El espalda plateada no era el más grande, ni siquiera parecía ser inteligente, pero se notaba que era quién tenía el control. Estaba en lo más alto del recinto y observaba con una mueca de desconfianza al resto de gorilas. Vigilaba a las hembras y a las crías, aunque con distancia y desapego. En la cara de los otros gorilas se leía que era él quien mandaba, que debían conseguir su aprobación para efectuar cada movimiento, y evitar que se pudiera enfadar. Me miró tan penetrante que temblé. Su mirada dejaba claro que él mandaba allí, y que solo el cristal de protección me salvaba de ser despedazado, simplemente por ser un extraño, simplemente por observar y darme cuenta de la situación. Sostuvo su mirada de esa forma autoritaria que la sostiene el que manda, ordenando que bajara la mía. Un escalofrío me hizo notar el miedo, como si el cristal no estuviera entre los dos, y bajé la mirada mientras me rascaba la cabeza, un pretexto que permitió disimular mi acción cobarde. De reojo me pareció ver que el muy cabrón sonreía, porque los dos sabíamos quién mandaba. Supe que todos los gorilas de la jaula sentían lo mismo que yo.

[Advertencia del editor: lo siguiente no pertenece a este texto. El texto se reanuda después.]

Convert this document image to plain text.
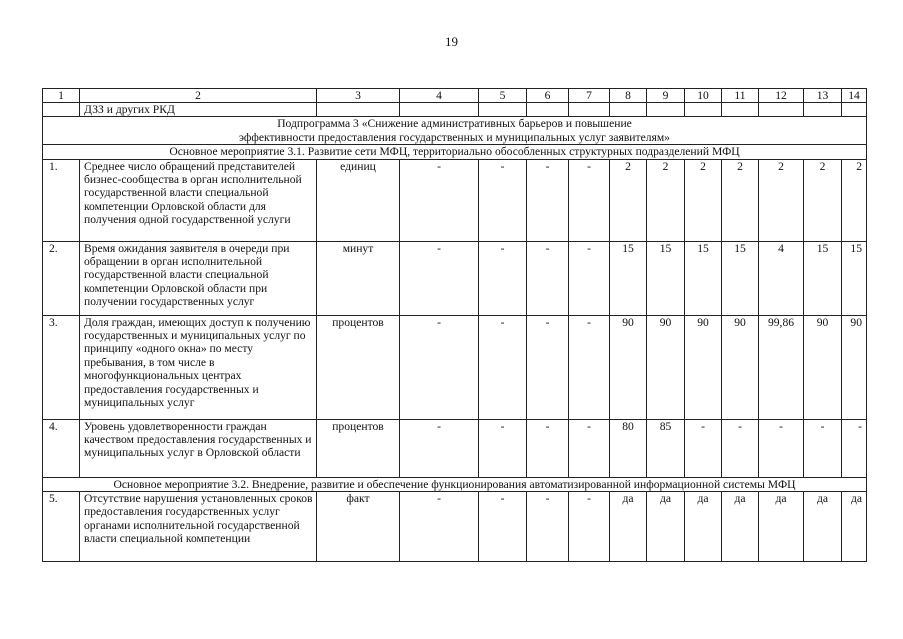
19
1	2	3	4	5	6	7	8	9	10	11	12	13	14
	ДЗЗ и других РКД												

Подпрограмма 3 «Снижение административных барьеров и повышение
эффективности предоставления государственных и муниципальных услуг заявителям»													

Основное мероприятие 3.1. Развитие сети МФЦ, территориально обособленных структурных подразделений МФЦ													
1.	Среднее число обращений представителей бизнес-сообщества в орган исполнительной государственной власти специальной компетенции Орловской области для получения одной государственной услуги	единиц	-	-	-	-	2	2	2	2	2	2	2
2.	Время ожидания заявителя в очереди при обращении в орган исполнительной государственной власти специальной компетенции Орловской области при получении государственных услуг	минут	-	-	-	-	15	15	15	15	4	15	15
3.	Доля граждан, имеющих доступ к получению государственных и муниципальных услуг по принципу «одного окна» по месту пребывания, в том числе в многофункциональных центрах предоставления государственных и муниципальных услуг	процентов	-	-	-	-	90	90	90	90	99,86	90	90
4.	Уровень удовлетворенности граждан качеством предоставления государственных и муниципальных услуг в Орловской области	процентов	-	-	-	-	80	85	-	-	-	-	-
Основное мероприятие 3.2. Внедрение, развитие и обеспечение функционирования автоматизированной информационной системы МФЦ													
5.	Отсутствие нарушения установленных сроков предоставления государственных услуг органами исполнительной государственной власти специальной компетенции	факт	-	-	-	-	да	да	да	да	да	да	да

Ya no notaba el hedor del recinto, ni notaba la penumbra, ni el cristal de protección. Me sentía como si fuera un gorila más en medio de aquel grupo. Percibía la desconfianza del resto de los compañeros y la obligación de pasar inadvertido con el temor a ser descubierto en mis pensamientos. Aquella sensación duró un momento, un instante, lo justo para pensar en si este era el mensaje que quería mandar Irene: el miedo en la empresa mantiene al grupo unido, unido para que nada cambie.

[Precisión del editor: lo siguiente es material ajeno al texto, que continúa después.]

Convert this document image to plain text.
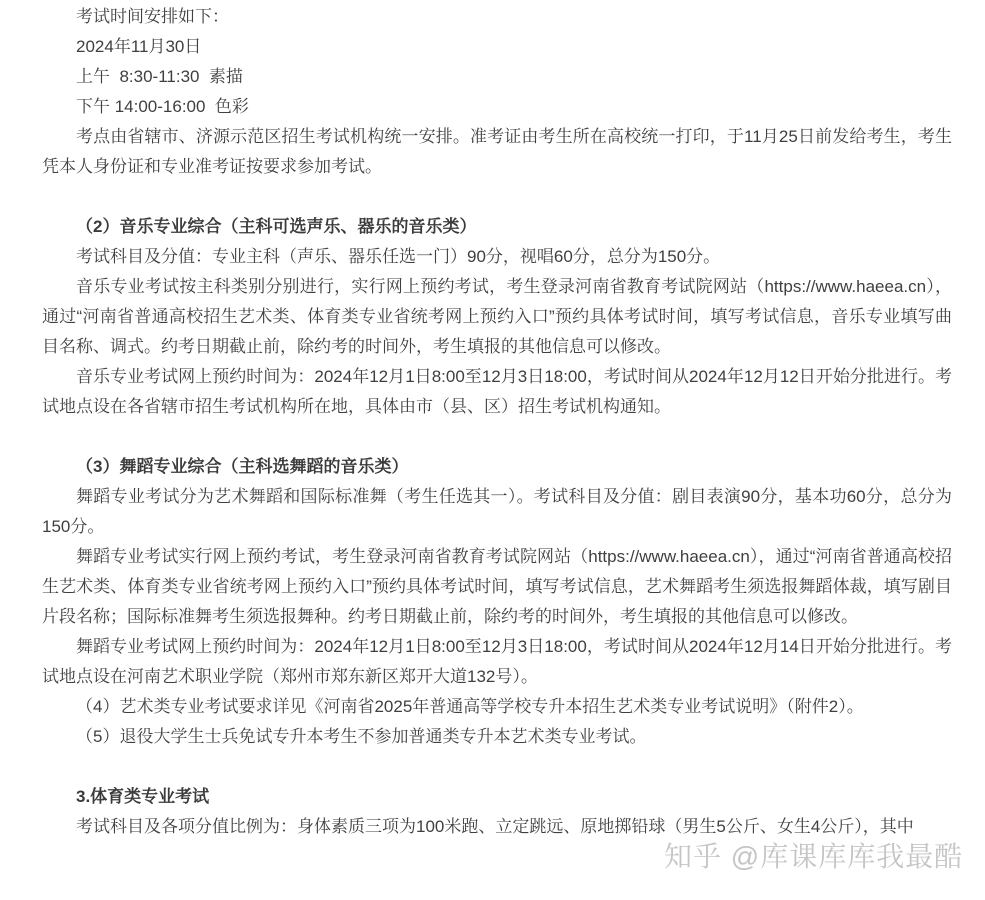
考试时间安排如下：

2024年11月30日

上午  8:30-11:30  素描

下午 14:00-16:00  色彩

考点由省辖市、济源示范区招生考试机构统一安排。准考证由考生所在高校统一打印，于11月25日前发给考生，考生凭本人身份证和专业准考证按要求参加考试。

（2）音乐专业综合（主科可选声乐、器乐的音乐类）

考试科目及分值：专业主科（声乐、器乐任选一门）90分，视唱60分，总分为150分。

音乐专业考试按主科类别分别进行，实行网上预约考试，考生登录河南省教育考试院网站（https://www.haeea.cn），通过“河南省普通高校招生艺术类、体育类专业省统考网上预约入口”预约具体考试时间，填写考试信息，音乐专业填写曲目名称、调式。约考日期截止前，除约考的时间外，考生填报的其他信息可以修改。

音乐专业考试网上预约时间为：2024年12月1日8:00至12月3日18:00，考试时间从2024年12月12日开始分批进行。考试地点设在各省辖市招生考试机构所在地，具体由市（县、区）招生考试机构通知。

（3）舞蹈专业综合（主科选舞蹈的音乐类）

舞蹈专业考试分为艺术舞蹈和国际标准舞（考生任选其一）。考试科目及分值：剧目表演90分，基本功60分，总分为150分。

舞蹈专业考试实行网上预约考试，考生登录河南省教育考试院网站（https://www.haeea.cn），通过“河南省普通高校招生艺术类、体育类专业省统考网上预约入口”预约具体考试时间，填写考试信息，艺术舞蹈考生须选报舞蹈体裁，填写剧目片段名称；国际标准舞考生须选报舞种。约考日期截止前，除约考的时间外，考生填报的其他信息可以修改。

舞蹈专业考试网上预约时间为：2024年12月1日8:00至12月3日18:00，考试时间从2024年12月14日开始分批进行。考试地点设在河南艺术职业学院（郑州市郑东新区郑开大道132号）。

（4）艺术类专业考试要求详见《河南省2025年普通高等学校专升本招生艺术类专业考试说明》（附件2）。

（5）退役大学生士兵免试专升本考生不参加普通类专升本艺术类专业考试。

3.体育类专业考试

考试科目及各项分值比例为：身体素质三项为100米跑、立定跳远、原地掷铅球（男生5公斤、女生4公斤），其中

知乎 @库课库库我最酷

Mientras pensaba en los gorilas y los humanos, en el zoológico y en la empresa, mi mirada se perdía entre los gorilas. Entonces un macho joven regaló un plátano a una hembra, quizá por congraciarse, quién sabe si con otra intención. Rápidamente otra hembra celosa avisó al espalda plateada, quien de un salto llegó hasta el mono joven y le golpeó con furia. Golpeó, golpeó y golpeó. Todos miramos absortos y atemorizados. Humanos y simios vimos el escarmiento paralizados por el miedo. Incluso los cuidadores contemplaron sin intervenir. Pasado el castigo todo volvió a la calma. Las crías volvieron a jugar, las hembras a cuidarlas y los inadaptados a simular ser idiotas. El espalda plateada, con mirada desafiante, mostraba su autoridad. Me alegré de notar entonces el cristal de protección, que me mantenía a salvo de cualquier agresión. Salimos del recinto de los gorilas mientras los cuidadores llevaron al macho joven al veterinario para evaluar su estado. El resto de gorilas supieron qué pensar.

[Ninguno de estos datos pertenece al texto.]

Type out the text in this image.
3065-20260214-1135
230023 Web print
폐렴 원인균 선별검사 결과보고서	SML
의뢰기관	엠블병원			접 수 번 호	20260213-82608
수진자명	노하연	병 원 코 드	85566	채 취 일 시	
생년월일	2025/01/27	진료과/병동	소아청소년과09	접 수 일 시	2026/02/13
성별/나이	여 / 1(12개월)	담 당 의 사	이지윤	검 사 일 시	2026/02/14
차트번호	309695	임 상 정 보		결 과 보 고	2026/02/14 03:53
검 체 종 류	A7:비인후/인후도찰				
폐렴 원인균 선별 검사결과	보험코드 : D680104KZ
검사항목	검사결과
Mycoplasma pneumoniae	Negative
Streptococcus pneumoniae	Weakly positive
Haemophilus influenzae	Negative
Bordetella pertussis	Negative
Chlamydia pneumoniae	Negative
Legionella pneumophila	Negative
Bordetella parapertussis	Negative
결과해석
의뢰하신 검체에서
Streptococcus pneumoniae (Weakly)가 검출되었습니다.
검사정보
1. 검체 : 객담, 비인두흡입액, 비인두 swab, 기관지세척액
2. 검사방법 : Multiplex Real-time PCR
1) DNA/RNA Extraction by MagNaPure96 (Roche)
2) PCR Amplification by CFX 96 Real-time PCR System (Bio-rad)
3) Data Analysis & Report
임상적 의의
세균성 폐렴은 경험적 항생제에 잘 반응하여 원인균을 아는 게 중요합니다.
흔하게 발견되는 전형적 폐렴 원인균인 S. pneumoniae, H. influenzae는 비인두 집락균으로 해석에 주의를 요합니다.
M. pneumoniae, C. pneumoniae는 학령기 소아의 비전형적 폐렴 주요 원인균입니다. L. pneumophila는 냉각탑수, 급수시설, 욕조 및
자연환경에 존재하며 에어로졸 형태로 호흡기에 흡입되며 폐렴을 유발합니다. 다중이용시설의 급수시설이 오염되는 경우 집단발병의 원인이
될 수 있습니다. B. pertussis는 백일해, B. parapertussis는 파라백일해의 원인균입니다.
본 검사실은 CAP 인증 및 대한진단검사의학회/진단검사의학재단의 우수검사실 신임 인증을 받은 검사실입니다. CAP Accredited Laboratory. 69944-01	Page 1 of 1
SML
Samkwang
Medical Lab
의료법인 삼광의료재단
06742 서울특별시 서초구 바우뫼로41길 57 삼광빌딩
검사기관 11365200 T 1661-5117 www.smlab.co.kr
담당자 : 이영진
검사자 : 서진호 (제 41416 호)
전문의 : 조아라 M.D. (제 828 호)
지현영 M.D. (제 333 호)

Allí acabó la visita al zoológico, para Irene fue suficiente y al resto no nos quedaron ganas de más. En el camino de vuelta Irene se hizo dueña del micrófono del autobús.

–¿Qué habéis visto?

La pregunta no era fácil. No habíamos visto monos sino a nuestros primos los gorilas, que me habían recordado mi infancia en el patio de la escuela y quizá un futuro que no quería vivir. Una chava contestó:

–Está claro que ha habido un mono que algo ha hecho mal. Supongo que habrá quebrado una norma y el jefe lo ha castigado. ¿Qué se podía esperar?, son monos.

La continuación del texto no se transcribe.